At the same time, Vorhes continued to work to get a hemp law passed in his own state, Iowa. This session he worked with Sen. Kevin Kinney, a farmer from Oxford, with Iowa State University and others in helping move a hemp bill through the Legislature.

Gov. Kim Reynolds signed the bill into law last week.

During the signing ceremony, where Vorhes received one of the ceremonial signing pens, he said, Kinney approached him and said, “You’re my farmer. I tell a lot of people about you.”

The state will still need to seek approval from the USDA for a state program, said Iowa Secretary of Agriculture Mike Naig.
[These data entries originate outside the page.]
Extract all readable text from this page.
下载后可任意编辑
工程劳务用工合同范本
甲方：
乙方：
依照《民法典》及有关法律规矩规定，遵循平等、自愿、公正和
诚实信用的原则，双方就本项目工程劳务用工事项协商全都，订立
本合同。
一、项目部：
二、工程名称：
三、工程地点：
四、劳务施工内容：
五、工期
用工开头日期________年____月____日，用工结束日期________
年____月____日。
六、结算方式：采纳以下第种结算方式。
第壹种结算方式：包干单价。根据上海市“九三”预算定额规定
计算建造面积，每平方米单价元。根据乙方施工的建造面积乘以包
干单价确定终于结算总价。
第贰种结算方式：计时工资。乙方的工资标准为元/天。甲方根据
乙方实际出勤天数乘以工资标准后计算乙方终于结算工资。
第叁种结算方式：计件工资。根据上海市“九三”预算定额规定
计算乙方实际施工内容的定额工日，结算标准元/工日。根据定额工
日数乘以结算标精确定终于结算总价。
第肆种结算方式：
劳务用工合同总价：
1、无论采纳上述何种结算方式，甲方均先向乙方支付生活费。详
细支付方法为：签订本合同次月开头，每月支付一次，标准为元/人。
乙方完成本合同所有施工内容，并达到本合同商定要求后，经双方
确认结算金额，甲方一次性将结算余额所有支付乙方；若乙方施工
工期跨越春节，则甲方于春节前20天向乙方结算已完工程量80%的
But assuming that’s granted — it is allowed under the 2018 Farm Bill — Iowans could begin growing industrial hemp next year, in 2020.

The law limits growers to no more than 40 acres, and that limitation concerns Vorhes because of the amount that is needed to grow to provide enough oil to help feed his cattle.

“I’m excited that the new law will now allow me to work here where I have the facilities and I have the cattle and I have everything I need to do the research” Vorhes said. “I’m not overly excited about the 40-acre cap, because that kind of limits what I can do.

“I need so much oil for these calves to do the research even, and that leaves me really tight for getting enough oil for my research studies,” he said.

“I do understand why it’s in place,” Vorhes said. “There’s a lot of big companies that were wanting to come to Iowa and try to monopolize the hemp industry, and so this gives family farms a chance to kind of learn what they’re doing and get organized and start to raise the product before big companies come in and put up thousands of acres and run us all out.”

This past winter, Vorhes began working for Third Wave Farms of Mount Vernon, Kentucky, a company that says its mission is “to expand opportunities for American farmers to grow industrial hemp as a sustainable and profitable crop.”

He’s the director of farm operations for Third Wave, overseeing growing hemp on about 1,000 acres in nine different states.

“I oversee the farming, everything up to extraction” of the hemp oil, he said.

“Right now, I’m heading to Kentucky to work down there on a hemp farm, Vorhes said in a recent phone interview with the Press. “I’ve been traveling the country, consulting with different people in the hemp industry.”

He said he’s excited about the possibilities the new hemp law will give Iowa farmers.

Because hemp is more tolerant of cold and holds it leaf canopy longer in the fall, it prevents weeds from getting a late-season start in fields. The plant’s deep and complex root structure helps increase water movement through soils and adds to the organic content, helping bind more carbon into the soil.

Hemp reduces the amount of tillage needed in a field, reduces the amount of herbicides needed and also provides a cash crop in the oil from the seeds, the feed value of the seed cake, and fiber and other uses from other parts of the plant.

“It’s a good, organic system where you kind of produce everything you need. You have your cattle and your livestock feed, and you have the manure. It’s a closed system where you have everything you need to produce the food.”

Ag Secretary Naig advised farmers interested in growing hemp to do the research and make decisions like they would with any crop.

“I’ve said many times I am confident that we can grow industrial hemp in the state of Iowa. We used to and we’re good at growing nearly anything,” Naig told RadioIowa. “It’s really a question in my mind of whether or not folks have a viable market for that product.”

The law requires the hemp plants to have levels of THC — the chemical that produces the “high” in some forms of cannabis  — 0.3 percent or less.